No nuke deal yet, but Japan offers Modi bullet trains
Japanese PM Shinzo Abe promised 3.5 trillion yen of public and private investment over the next five years under the India-Japan Investment Promotion Partnership. PM Modi wants Japanese to be taught onlineindia Updated: Sep 01, 2014 19:56 IST
On Day 3 of prime minister Narendra Modi's visit to Japan there was no breakthrough on the civil nuclear or defence deals, but India received promises of huge investments in other sectors.
Japanese PM Shinzo Abe promised 3.5 trillion yen of public and private investment over the next five years under the India-Japan Investment Promotion Partnership. This would mean that Japan would double its investment and number of companies in India during this period.
Abe also offered Japanese bullet train technology with financing and operational support, for which Modi thanked him.

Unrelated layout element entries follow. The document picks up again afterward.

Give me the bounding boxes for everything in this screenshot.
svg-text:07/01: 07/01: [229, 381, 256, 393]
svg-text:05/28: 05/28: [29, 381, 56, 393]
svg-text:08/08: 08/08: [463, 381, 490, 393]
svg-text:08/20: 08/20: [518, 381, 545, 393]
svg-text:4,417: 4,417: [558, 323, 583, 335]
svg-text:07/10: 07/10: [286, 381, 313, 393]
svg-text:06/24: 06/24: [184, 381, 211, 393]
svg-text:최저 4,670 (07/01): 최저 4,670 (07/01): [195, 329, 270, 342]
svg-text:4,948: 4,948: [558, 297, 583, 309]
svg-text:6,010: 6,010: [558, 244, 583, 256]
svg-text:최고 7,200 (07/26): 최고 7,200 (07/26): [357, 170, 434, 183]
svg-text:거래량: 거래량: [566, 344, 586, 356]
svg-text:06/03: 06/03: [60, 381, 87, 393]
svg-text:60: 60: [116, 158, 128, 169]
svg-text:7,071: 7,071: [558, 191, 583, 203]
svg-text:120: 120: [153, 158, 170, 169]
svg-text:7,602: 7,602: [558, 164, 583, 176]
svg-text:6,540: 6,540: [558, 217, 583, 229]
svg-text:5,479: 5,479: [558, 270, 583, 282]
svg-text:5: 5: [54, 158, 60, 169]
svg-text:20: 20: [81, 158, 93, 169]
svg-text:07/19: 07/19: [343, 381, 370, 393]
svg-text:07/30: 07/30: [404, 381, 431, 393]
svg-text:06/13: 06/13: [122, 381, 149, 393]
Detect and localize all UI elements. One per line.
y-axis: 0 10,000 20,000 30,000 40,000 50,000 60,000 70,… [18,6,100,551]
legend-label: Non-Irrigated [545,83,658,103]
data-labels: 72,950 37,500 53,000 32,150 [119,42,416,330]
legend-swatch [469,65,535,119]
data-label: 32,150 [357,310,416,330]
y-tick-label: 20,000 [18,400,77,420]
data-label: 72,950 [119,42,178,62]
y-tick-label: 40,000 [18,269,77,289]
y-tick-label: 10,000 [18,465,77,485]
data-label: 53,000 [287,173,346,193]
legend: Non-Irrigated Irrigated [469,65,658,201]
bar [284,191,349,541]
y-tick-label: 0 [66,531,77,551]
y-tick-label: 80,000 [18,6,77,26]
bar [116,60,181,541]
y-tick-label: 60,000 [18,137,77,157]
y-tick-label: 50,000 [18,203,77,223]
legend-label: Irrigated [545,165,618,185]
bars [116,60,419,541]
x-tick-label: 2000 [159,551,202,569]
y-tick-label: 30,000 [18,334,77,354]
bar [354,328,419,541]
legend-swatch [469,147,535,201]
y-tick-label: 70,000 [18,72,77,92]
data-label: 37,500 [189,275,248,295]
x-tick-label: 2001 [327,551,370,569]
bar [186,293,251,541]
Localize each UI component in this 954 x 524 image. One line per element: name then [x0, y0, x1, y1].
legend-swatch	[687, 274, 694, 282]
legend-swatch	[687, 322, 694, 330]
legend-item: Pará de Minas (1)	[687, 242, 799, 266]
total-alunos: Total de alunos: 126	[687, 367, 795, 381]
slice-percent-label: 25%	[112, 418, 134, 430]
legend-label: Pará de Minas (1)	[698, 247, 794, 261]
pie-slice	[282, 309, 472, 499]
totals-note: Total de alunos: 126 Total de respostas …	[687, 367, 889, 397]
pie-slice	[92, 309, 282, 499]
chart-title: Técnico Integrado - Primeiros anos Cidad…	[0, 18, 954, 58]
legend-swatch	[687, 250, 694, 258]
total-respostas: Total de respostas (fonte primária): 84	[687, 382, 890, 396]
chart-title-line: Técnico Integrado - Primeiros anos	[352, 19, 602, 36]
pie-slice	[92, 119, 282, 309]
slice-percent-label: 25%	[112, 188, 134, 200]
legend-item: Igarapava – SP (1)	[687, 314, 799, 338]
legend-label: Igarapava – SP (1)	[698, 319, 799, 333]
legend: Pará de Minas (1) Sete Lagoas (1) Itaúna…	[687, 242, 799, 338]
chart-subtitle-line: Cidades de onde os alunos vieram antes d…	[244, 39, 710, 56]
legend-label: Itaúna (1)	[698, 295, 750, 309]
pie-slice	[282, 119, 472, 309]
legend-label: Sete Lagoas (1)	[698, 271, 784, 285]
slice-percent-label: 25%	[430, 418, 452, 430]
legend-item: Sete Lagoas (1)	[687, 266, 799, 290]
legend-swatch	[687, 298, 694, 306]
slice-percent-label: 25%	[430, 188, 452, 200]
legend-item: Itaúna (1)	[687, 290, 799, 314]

The feasibility study for the Mumbai-Ahmedabad route is still on.
Japan also promised to remove six of India’s space and defence-related entities from Japan's Foreign End User List.
Earlier Modi delighted his Japanese hosts with an apparent swipe at China.
Modi, addressing Japanese industrialists, said that expansionism would never lead to progress in the modern world, and referred to encroachment and capture of others' territory, a possible allusion to China's claim on the Japanese-controlled Senkaku islands.
Japan's relations with China, never cordial, have steadily worsened under PM Shinzo Abe, and the Japanese are trying to build ties with India to counter their traditional rivals.
"If you look all around you, we see the expansionism of the 18th century," Modi said. "In the 21st century, if Asia is to lead the world, India and Japan should together raise the prestige of the path of development."
Modi also promised to set up a special management team for facilitating business with Japan directly under the Prime Minister's Office, even offering to include two nominees of Japanese business.